The arrival of this group of investors created no small amount of excitement, particularly among fans who salivated over the prospect of Barnsley competing with the big guns in English football, but the message was one of realism and a gradual increase in the financial power of the club. Barnsley were relegated in 2017-18, just a few months later, and their coach, Paul Heckingbottom, who had just signed a new contract, left Oakwell to join Leeds. The new era had to start at the lower level of League One.

In 2018-19, Barnsley won promotion back to the Championship with coach Daniel Stendel in charge, but the popular German was sacked in October 2019 with the club in 16th place in the Championship. Some Barnsley fans were upset about the way the board treated Stendel. His replacement was Gerhard Struber, an Austrian who was previously Wolfsberger’s coach.

Better off?

It’s questionable whether Barnsley are actually any better off for making the change. Since Struber took over, and before facing Fulham (a club that has used Billy Beane’s methods to build their squad with varying degrees of success) he had won four games out of 16, almost identical to his predecessor, and had lost eight times compared to the seven defeats suffered by Stendel. But rather than 16th place, Barnsley were now bottom and 16 more games had been played. In other words, the situation was deteriorating. And in meeting Fulham, they were up against a team chasing promotion. Their only away victory in 2019-20 was in London, at Millwall.

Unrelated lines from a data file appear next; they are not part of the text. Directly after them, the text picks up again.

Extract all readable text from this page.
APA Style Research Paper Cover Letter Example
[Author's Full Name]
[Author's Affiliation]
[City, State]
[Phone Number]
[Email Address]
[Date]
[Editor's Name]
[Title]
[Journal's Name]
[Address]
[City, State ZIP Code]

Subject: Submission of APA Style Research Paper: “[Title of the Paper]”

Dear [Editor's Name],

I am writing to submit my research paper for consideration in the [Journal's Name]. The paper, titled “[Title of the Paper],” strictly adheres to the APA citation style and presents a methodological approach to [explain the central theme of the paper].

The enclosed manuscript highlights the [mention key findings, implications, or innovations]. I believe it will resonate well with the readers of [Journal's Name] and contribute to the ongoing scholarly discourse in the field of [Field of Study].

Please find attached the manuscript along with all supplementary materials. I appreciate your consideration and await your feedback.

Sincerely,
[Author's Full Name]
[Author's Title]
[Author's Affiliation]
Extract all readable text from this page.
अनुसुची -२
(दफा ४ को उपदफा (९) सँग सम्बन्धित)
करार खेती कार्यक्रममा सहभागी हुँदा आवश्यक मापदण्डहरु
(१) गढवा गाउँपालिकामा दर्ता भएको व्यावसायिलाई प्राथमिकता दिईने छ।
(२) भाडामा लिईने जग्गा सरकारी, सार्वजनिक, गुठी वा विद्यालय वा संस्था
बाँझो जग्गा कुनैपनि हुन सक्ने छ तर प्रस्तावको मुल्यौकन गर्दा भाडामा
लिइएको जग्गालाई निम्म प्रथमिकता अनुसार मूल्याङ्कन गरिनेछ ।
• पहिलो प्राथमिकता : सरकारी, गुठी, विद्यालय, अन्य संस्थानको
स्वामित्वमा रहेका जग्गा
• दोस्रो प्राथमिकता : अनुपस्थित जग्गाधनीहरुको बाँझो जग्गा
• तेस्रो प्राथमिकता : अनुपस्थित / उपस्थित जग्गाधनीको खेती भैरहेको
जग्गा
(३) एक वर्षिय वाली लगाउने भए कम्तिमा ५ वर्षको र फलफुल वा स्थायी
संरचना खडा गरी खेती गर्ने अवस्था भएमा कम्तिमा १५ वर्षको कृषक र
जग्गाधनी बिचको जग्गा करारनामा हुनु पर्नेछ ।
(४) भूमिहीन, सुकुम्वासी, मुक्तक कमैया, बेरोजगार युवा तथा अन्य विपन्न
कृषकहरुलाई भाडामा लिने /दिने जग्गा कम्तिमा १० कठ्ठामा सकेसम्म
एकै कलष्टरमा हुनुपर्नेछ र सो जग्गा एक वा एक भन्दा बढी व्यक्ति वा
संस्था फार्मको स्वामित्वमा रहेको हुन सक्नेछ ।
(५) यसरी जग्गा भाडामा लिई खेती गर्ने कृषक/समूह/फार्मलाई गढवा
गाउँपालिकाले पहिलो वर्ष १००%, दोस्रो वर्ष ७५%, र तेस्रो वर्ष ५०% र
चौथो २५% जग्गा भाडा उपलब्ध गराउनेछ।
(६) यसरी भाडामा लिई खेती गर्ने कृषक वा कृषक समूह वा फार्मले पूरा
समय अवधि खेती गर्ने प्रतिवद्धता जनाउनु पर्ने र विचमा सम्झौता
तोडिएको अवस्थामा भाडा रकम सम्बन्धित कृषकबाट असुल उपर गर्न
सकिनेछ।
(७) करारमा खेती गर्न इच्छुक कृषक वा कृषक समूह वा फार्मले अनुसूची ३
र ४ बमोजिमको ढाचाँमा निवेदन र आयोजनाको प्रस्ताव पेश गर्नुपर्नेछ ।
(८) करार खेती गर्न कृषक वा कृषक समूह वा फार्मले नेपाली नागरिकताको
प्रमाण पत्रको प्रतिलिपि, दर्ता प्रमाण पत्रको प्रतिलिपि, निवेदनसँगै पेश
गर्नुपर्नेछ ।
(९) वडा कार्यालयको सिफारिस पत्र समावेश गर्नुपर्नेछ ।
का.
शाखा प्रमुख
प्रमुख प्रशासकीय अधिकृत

The boisterous Barnsley fans, who gave their club a low satisfaction rating over ownership (27.5%) in a recent survey, had plenty to cheer about at a wet and windy Craven Cottage. Fulham were woeful, but the Tykes seemed to have a spring in their step. Barnsley deserved their 3-0 victory on the banks of the River Thames and in the face of the oncoming Storm Dennis. Players like the tricky Conor Chaplin and Cauley Woodrow impressed and Fulham really didn’t rise to the occasion and looked a little leaden-footed. Their Slovakian goalkeeper Marek Rodák had an afternoon to forget.

Barnsley fans taunted the sedentary home fans with a chorus of, “you must be shit, we’re winning away”. If any team looked like promotion contenders, it wasn’t the one in white, despite their wage bill being more than four times the amount paid by Barnsley.

It is possible that Barnsley just need to consolidate this season before some sort of promotion plan is put into play for 2020-21 and beyond. Investors with big money will not want to be playing League One football again and in the unpredictable, dog-eat-dog world of the Championship, a well organised and fit team can be moulded into play-off pretenders. Fulham manager Scott Parker said there are no surprises in the championship, but at the same time, he revealed he was “shocked” by the result. Some Fulham fans are now calling for Parker’s head, a premature and knee-jerk reaction if ever there was one.

The Premier League is on Fulham’s agenda this season and at some point, Barnsley’s monied owners may well be looking at steering their investment towards the big time, knowing full well that the club’s last sojourn ended with problems. First, though, there’s a six-point margin between Barnsley and safety. That has to be reduced quickly, for there are only 13 games to go, starting with a home game with Middlesbrough on February 22.